The inspiration for this app is from our personal experience through talking to the elderly over video call. Many elderly people have deteriorated hearing, and experience difficulty hearing voices over video call. We thought that allowing conversations to be read would greatly benefit this group of people. Furthermore, we thought that this could be applied to education as it would be possible to record tutoring sessions over Skype or learn a new language through translation of the saved text.

What it does

This webapp makes use of a Google cloud API to transcribe spoken words into written text. Working almost like creating subtitles for video calling, it allows users to live stream sentences in a log box. Furthermore, this webapp saves the conversation in a txt. file, allowing users to access it later or share it with others.

How we built it

We combined two different APIs, the Google cloud speech to text and the Twilio Real-Time WebRTC video infrastructure to create our web app. We used Flask for the backend and voice-to-text, and HTML/CSS/Javascript for the frontend.

Challenges we ran into

We ran into a lot of trouble getting the front end and the back end to communicate in real time. We attempted rapid HTTP requests, web sockets (, and text-file transfers to transfer data from server to client. Subttle eventually settled on sending text files between the server and client for speech-to-text.

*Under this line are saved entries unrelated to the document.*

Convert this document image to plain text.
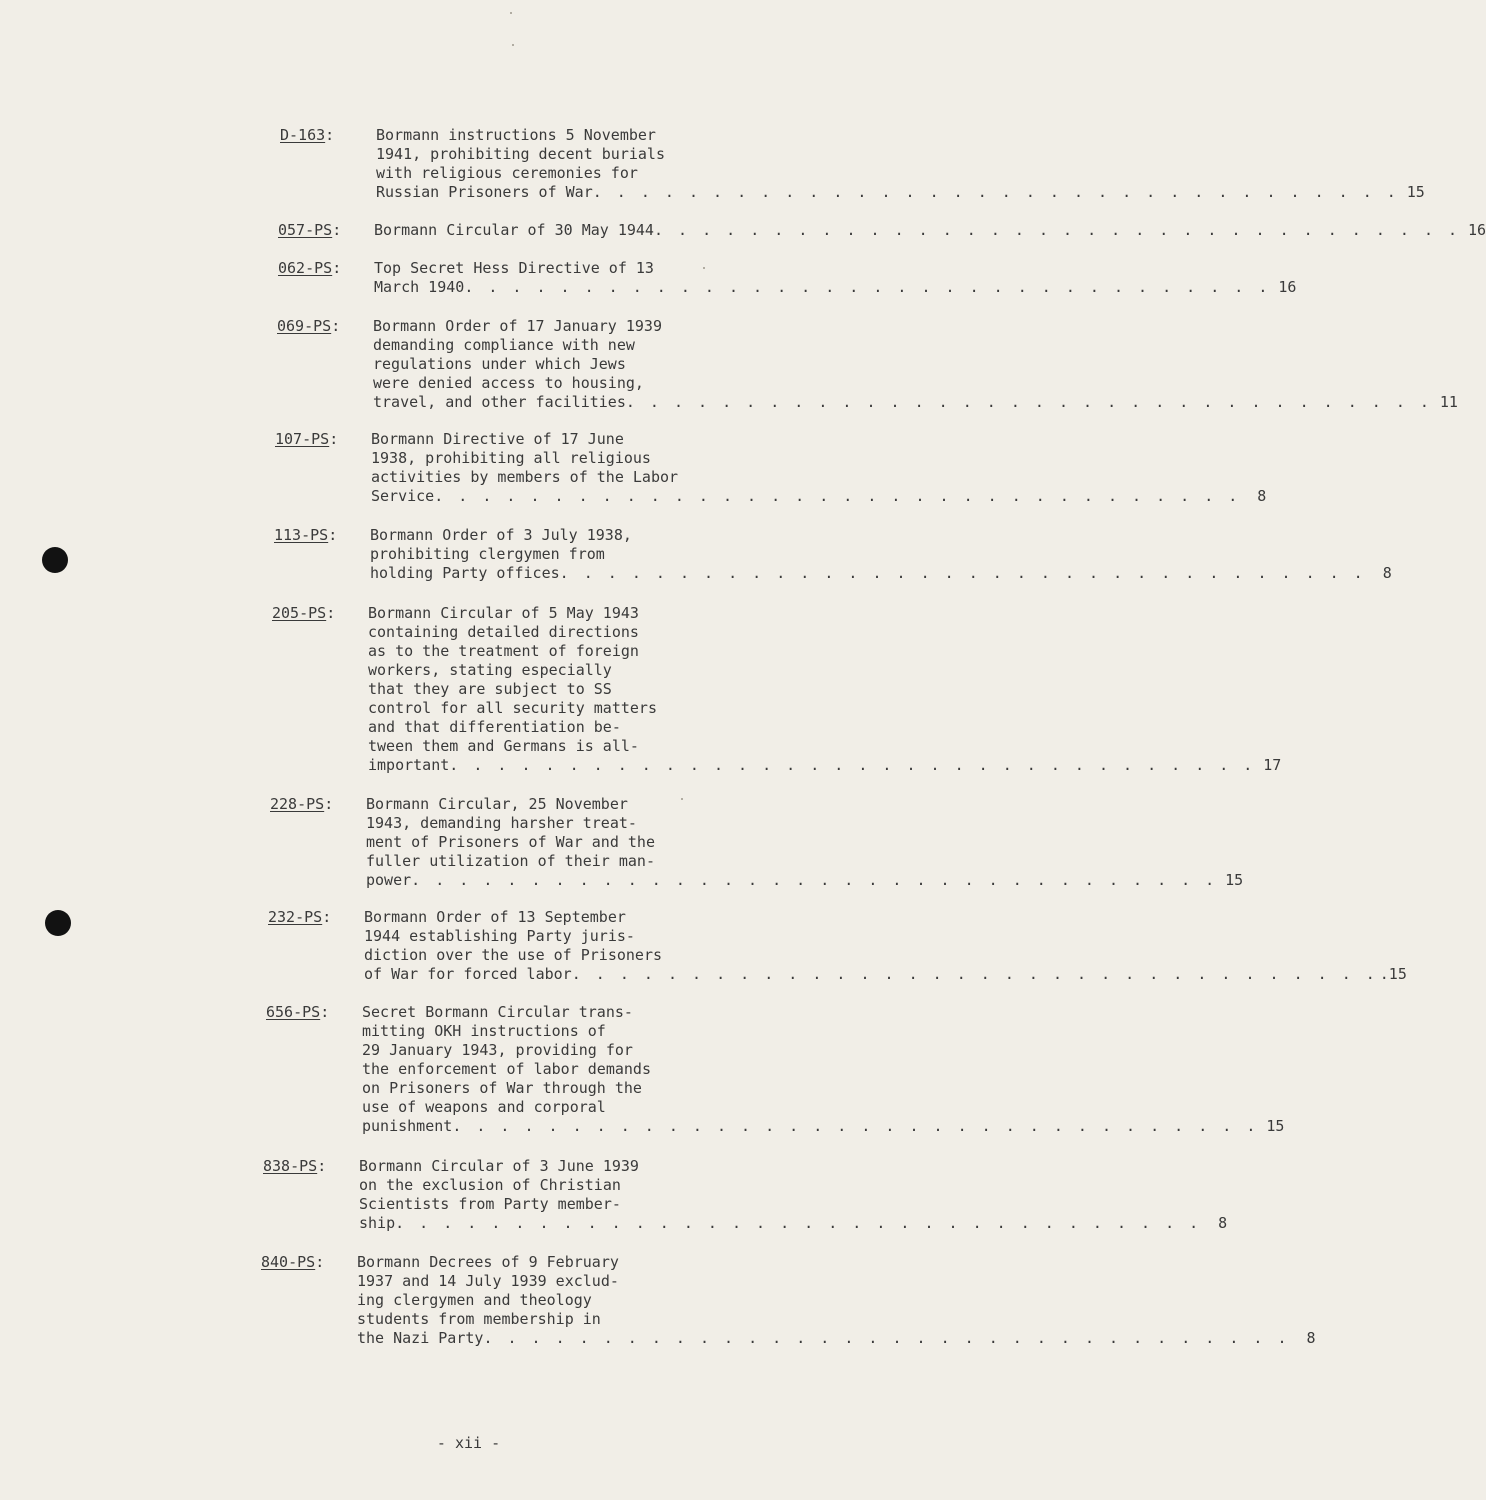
D-163:	Bormann instructions 5 November
1941, prohibiting decent burials
with religious ceremonies for
Russian Prisoners of War . . . . . . . . . . . . . . . . . . . . . . . . . . . . . . . . . . 15
057-PS: Bormann Circular of 30 May 1944 . . . . . . . . . . . . . . . . . . . . . . . . . . . . . . . . . . 16
062-PS: Top Secret Hess Directive of 13
March 1940 . . . . . . . . . . . . . . . . . . . . . . . . . . . . . . . . . . 16
069-PS: Bormann Order of 17 January 1939
demanding compliance with new
regulations under which Jews
were denied access to housing,
travel, and other facilities . . . . . . . . . . . . . . . . . . . . . . . . . . . . . . . . . . 11
107-PS: Bormann Directive of 17 June
1938, prohibiting all religious
activities by members of the Labor
Service . . . . . . . . . . . . . . . . . . . . . . . . . . . . . . . . . .	8
113-PS: Bormann Order of 3 July 1938,
prohibiting clergymen from
holding Party offices . . . . . . . . . . . . . . . . . . . . . . . . . . . . . . . . . .	8
205-PS: Bormann Circular of 5 May 1943
containing detailed directions
as to the treatment of foreign
workers, stating especially
that they are subject to SS
control for all security matters
and that differentiation be-
tween them and Germans is all-
important . . . . . . . . . . . . . . . . . . . . . . . . . . . . . . . . . . 17
228-PS: Bormann Circular, 25 November
1943, demanding harsher treat-
ment of Prisoners of War and the
fuller utilization of their man-
power . . . . . . . . . . . . . . . . . . . . . . . . . . . . . . . . . . 15
232-PS: Bormann Order of 13 September
1944 establishing Party juris-
diction over the use of Prisoners
of War for forced labor . . . . . . . . . . . . . . . . . . . . . . . . . . . . . . . . . . .15
656-PS: Secret Bormann Circular trans-
mitting OKH instructions of
29 January 1943, providing for
the enforcement of labor demands
on Prisoners of War through the
use of weapons and corporal
punishment . . . . . . . . . . . . . . . . . . . . . . . . . . . . . . . . . . 15
838-PS: Bormann Circular of 3 June 1939
on the exclusion of Christian
Scientists from Party member-
ship . . . . . . . . . . . . . . . . . . . . . . . . . . . . . . . . . .	8
840-PS: Bormann Decrees of 9 February
1937 and 14 July 1939 exclud-
ing clergymen and theology
students from membership in
the Nazi Party . . . . . . . . . . . . . . . . . . . . . . . . . . . . . . . . . .	8
- xii -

Accomplishments that we're proud of

We're really proud of the way we build the backend and frontend of the apps. None of us knew much about web dev beforehand, and we were excited to work on a project like this.

What we learned

We learned A TON about web development that we haven't had the chance to learn in college - including how to use APIs, how websites are structured, and how servers and clients communicate.

What's next for Subttle

We want to fully implement speech-to-text in real time, as well extend our services to the education sector using translation capabilities of Google's API.